Eagle Harbor Holdings, LLC v. Ford Motor Co., No. C11-5503 BHS, 2015 WL 196713 (W.D. Wash. Jan. 14, 2015). In this recent opinion from within the Ninth Circuit, a district court held that the common interest privilege did not protect transmission of attorney-client communications between non-lawyer business associates. Defendant Ford moved to compel communications between plaintiff Eagle Harbor and its business associates on topics such as “advice of counsel regarding infringement of patent.” Id. at *2. The court rejected Eagle Harbor’s assertion of common interest privilege over those communications, holding that “the attorney-client privilege protects open and frank discussions with counsel when seeking legal advice, but does not protect disclosure of such advice to third parties.” However, the court held that any information confidentially exchanged between the business associates that also qualifies as attorney work product remained protected. Id. at *2-3. In this regard, the Eagle Harbor court drew a distinction between a “Powerpoint presentation containing advice of counsel,” which the court stated would likely qualify as work product, and “personal opinions” of business associates about the legal advice, which it held would not. The court explained that the work product doctrine is designed to provide broad protection against disclosure to “adversaries,” and thus “is not as easily waived as the attorney-client privilege.”

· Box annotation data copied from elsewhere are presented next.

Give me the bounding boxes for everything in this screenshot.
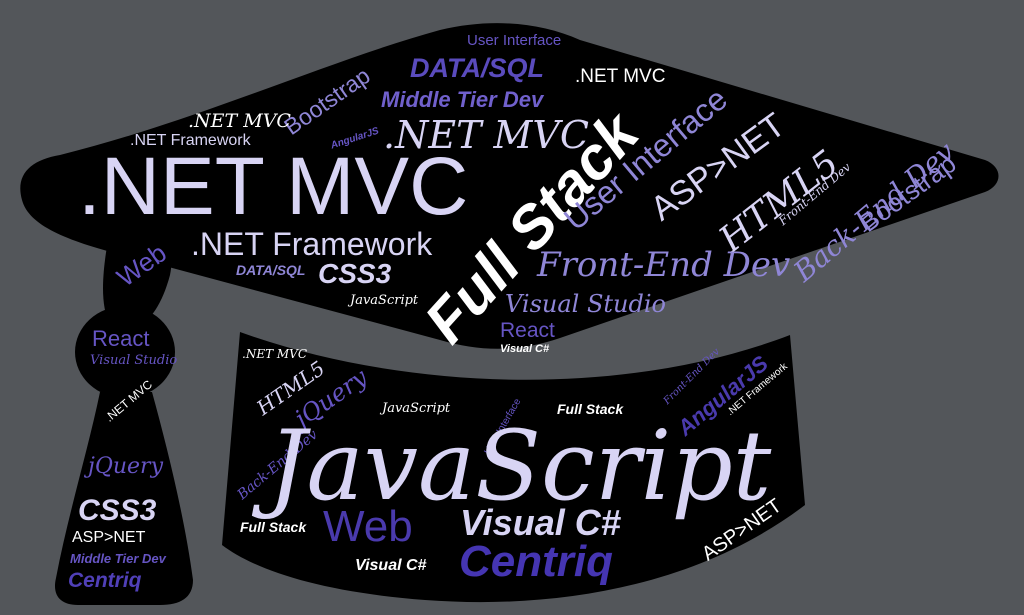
word-middle-tier-dev: Middle Tier Dev — [381, 87, 544, 112]
word-visual-csharp: Visual C# — [460, 502, 621, 543]
word-centriq: Centriq — [68, 569, 142, 592]
word-cloud-page: { "cloud": { "colors": { "background": "… — [0, 0, 1024, 615]
word-data-sql: DATA/SQL — [410, 53, 544, 83]
word-javascript: JavaScript — [350, 293, 419, 308]
word-net-mvc: .NET MVC — [242, 347, 308, 361]
word-react: React — [92, 326, 150, 351]
tassel-knot — [75, 306, 175, 398]
word-net-framework-large: .NET Framework — [191, 226, 433, 262]
word-centriq: Centriq — [459, 537, 613, 586]
word-visual-studio: Visual Studio — [90, 353, 178, 368]
word-javascript-large: JavaScript — [268, 410, 772, 522]
word-css3: CSS3 — [318, 258, 392, 289]
word-jquery: jQuery — [88, 454, 163, 479]
word-full-stack: Full Stack — [240, 519, 307, 535]
word-visual-csharp: Visual C# — [355, 557, 427, 574]
word-css3: CSS3 — [78, 494, 157, 527]
word-net-mvc-large: .NET MVC — [78, 141, 469, 232]
word-asp-net: ASP>NET — [72, 529, 146, 546]
word-data-sql: DATA/SQL — [236, 262, 306, 278]
word-net-mvc: .NET MVC — [188, 110, 291, 132]
word-visual-csharp: Visual C# — [500, 343, 550, 355]
word-visual-studio: Visual Studio — [505, 290, 667, 318]
word-front-end-dev: Front-End Dev — [537, 245, 791, 285]
word-user-interface: User Interface — [467, 32, 562, 49]
word-web: Web — [323, 502, 413, 551]
word-react: React — [500, 319, 555, 342]
word-middle-tier-dev: Middle Tier Dev — [70, 551, 166, 566]
word-net-mvc: .NET MVC — [575, 66, 666, 87]
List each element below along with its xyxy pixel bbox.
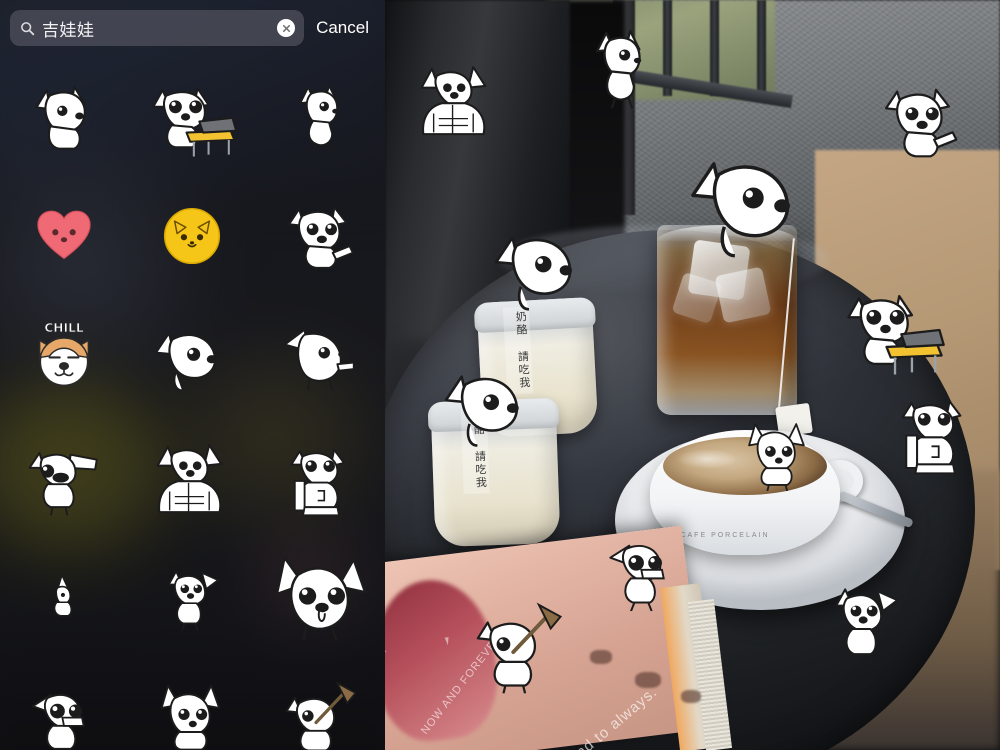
sticker-picker-panel: 吉娃娃 Cancel CHILL	[0, 0, 385, 750]
sticker-chihuahua-tiny[interactable]	[0, 536, 128, 656]
sticker-chihuahua-muscle[interactable]	[128, 416, 256, 536]
sticker-search-screen: 吉娃娃 Cancel CHILL 奶酪 請吃我 奶酪 請吃我 CAFE PORC…	[0, 0, 1000, 750]
overlay-ph-head-jar2[interactable]	[440, 355, 538, 453]
sticker-heart-face[interactable]	[0, 176, 128, 296]
overlay-ph-muscle[interactable]	[413, 55, 499, 141]
overlay-ph-broom-mag[interactable]	[470, 595, 568, 694]
overlay-ph-toilet[interactable]	[890, 385, 980, 475]
overlay-ph-camera-mag[interactable]	[600, 525, 686, 612]
sticker-chihuahua-at-desk[interactable]	[128, 56, 256, 176]
overlay-ph-wave-right[interactable]	[875, 75, 967, 167]
coffee-foam	[677, 449, 737, 469]
sticker-chihuahua-big-face[interactable]	[257, 536, 385, 656]
sticker-chihuahua-toilet[interactable]	[257, 416, 385, 536]
overlay-ph-desk-floor[interactable]	[840, 275, 946, 381]
overlay-ph-head-jar[interactable]	[490, 215, 593, 318]
search-input-value: 吉娃娃	[42, 20, 95, 40]
sticker-chihuahua-front[interactable]	[128, 656, 256, 750]
photo-preview: 奶酪 請吃我 奶酪 請吃我 CAFE PORCELAIN NOW AND FOR…	[385, 0, 1000, 750]
overlay-ph-walk-top[interactable]	[575, 20, 667, 112]
sticker-chihuahua-broom[interactable]	[257, 656, 385, 750]
overlay-ph-dance-low[interactable]	[820, 575, 910, 665]
sticker-shiba-chill[interactable]: CHILL	[0, 296, 128, 416]
overlay-ph-cup-front[interactable]	[740, 415, 816, 491]
sticker-results-grid: CHILL	[0, 56, 385, 750]
sticker-chihuahua-profile[interactable]	[257, 296, 385, 416]
sticker-chihuahua-camera[interactable]	[0, 656, 128, 750]
sticker-chihuahua-dancing[interactable]	[128, 536, 256, 656]
sticker-chihuahua-binoculars[interactable]	[0, 416, 128, 536]
sticker-chihuahua-sitting[interactable]	[0, 56, 128, 176]
cup-brand-text: CAFE PORCELAIN	[680, 532, 770, 539]
sticker-cat-coin-face[interactable]	[128, 176, 256, 296]
sticker-chihuahua-head-side[interactable]	[128, 296, 256, 416]
search-input[interactable]: 吉娃娃	[10, 10, 305, 46]
clear-icon[interactable]	[277, 19, 296, 37]
sticker-chihuahua-walking[interactable]	[257, 56, 385, 176]
sticker-chihuahua-waving[interactable]	[257, 176, 385, 296]
search-icon	[20, 21, 35, 36]
search-bar: 吉娃娃 Cancel	[0, 0, 385, 56]
cancel-button[interactable]: Cancel	[314, 14, 371, 42]
overlay-ph-head-big[interactable]	[685, 135, 816, 266]
svg-text:CHILL: CHILL	[44, 321, 84, 335]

Drone Technologies, Inc. v. Parrot S.A., No. 14-cv-00111 AJS (W.D. Pa. Feb. 20, 2015), ECF No. 189.
In Drone, a special master appointed by the district court was presented with an assertion of common interest privilege over discussions between the defendant’s attorneys and non-attorney employees of Apple, a party the defendant argued shared a common interest. The special master found the common interest privilege inapplicable, holding that it only protects communications between attorneys on behalf of the members of the common interest group. The court further held that, even if the common interest privilege extended to communications by non-attorneys, the defendants also had not established that its communications with Apple were sufficiently confidential or related to a common legal interest. 

Koninklijke Philips N.V. v. Zoll Medical Corp., No. 10-cv-110141 NMG (D. Mass. Sept. 10, 2014), ECF No. 761.
Magistrate Kelley in the District of Massachusetts took a seemingly broader view of the common interest privilege’s application to non-attorneys, denying a motion to compel production of “e-mails between Philips’ employees and employees of another company concerning legal matters.” The opinion does not discuss whether attorneys were directly involved in the communications. Instead, the court reasoned that the common interest privilege applied based on a more generalized showing that the two companies “shared a common legal interest in protecting their products against allegations of patent infringement.”  

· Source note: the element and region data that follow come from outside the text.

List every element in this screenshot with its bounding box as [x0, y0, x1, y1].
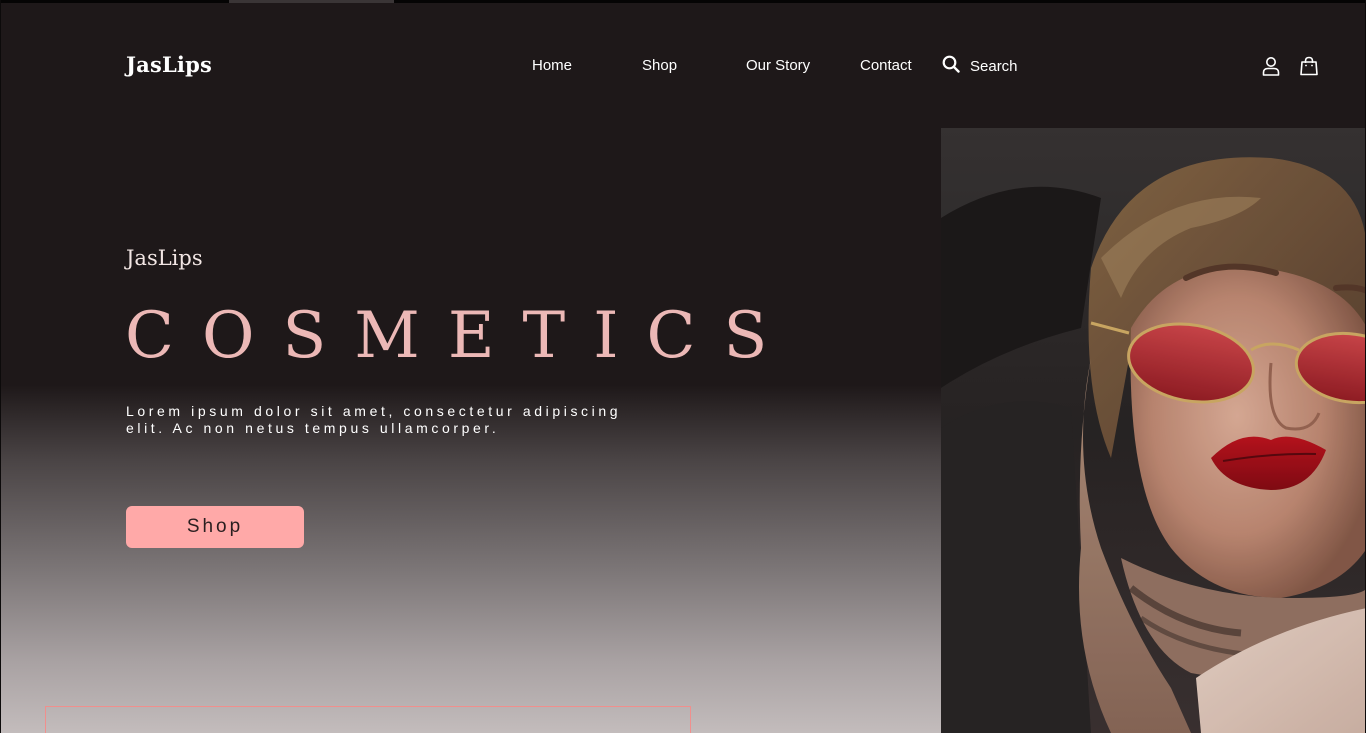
- nav-contact-link[interactable]: Contact: [860, 57, 912, 74]
- nav-shop-link[interactable]: Shop: [642, 57, 677, 74]
- shopping-bag-icon[interactable]: [1299, 56, 1319, 76]
- hero-image: [941, 128, 1365, 733]
- scroll-indicator: [229, 0, 394, 3]
- hero-title: COSMETICS: [125, 299, 796, 373]
- user-icon[interactable]: [1261, 56, 1281, 76]
- shop-button[interactable]: Shop: [126, 506, 304, 548]
- hero-description: Lorem ipsum dolor sit amet, consectetur …: [126, 403, 622, 436]
- newsletter-box: [45, 706, 691, 733]
- nav-our-story-link[interactable]: Our Story: [746, 57, 810, 74]
- search-button[interactable]: Search: [942, 55, 1018, 77]
- search-label: Search: [970, 57, 1018, 75]
- top-strip: [1, 0, 1365, 3]
- search-icon: [942, 55, 960, 77]
- nav-home-link[interactable]: Home: [532, 57, 572, 74]
- hero-brand: JasLips: [126, 246, 203, 270]
- logo[interactable]: JasLips: [126, 52, 212, 77]
- landing-page: JasLips Home Shop Our Story Contact Sear…: [0, 0, 1366, 733]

Endotach LLC v. Cook Medical Inc., No. 13-cv-01135 LJM (S.D. Ind. Sept. 2, 2014), ECF No. 223.
In Endotach, a district court in the Southern District of Indiana addressed the applicability of the common interest privilege to licensing negotiations between non-attorney employees of two businesses. The court took an approach slightly different from any of the other orders described above. While it rejected a bright-line rule that business person-to-business person communications are ineligible for common interest privilege protection, it held that such communications can be privileged only if “(1) one party is seeking confidential information from the other on behalf of an attorney, (2) one party is relaying confidential information to the other on behalf of an attorney, and (3) the parties are communicating work-product that is related to the litigation.” Under the particular facts presented, the court found no evidence establishing any of those elements, and therefore rejected application of the common interest privilege. 

ENDNOTE

(1) See Lisa S. Glasser, Ethically Speaking: Seahaus v. Superior Court: An Uncommon Fact Pattern Highlights Complexities of the Common Interest Privilege in California, Orange County Lawyer, Vol. 56, No. 7 (July 2014).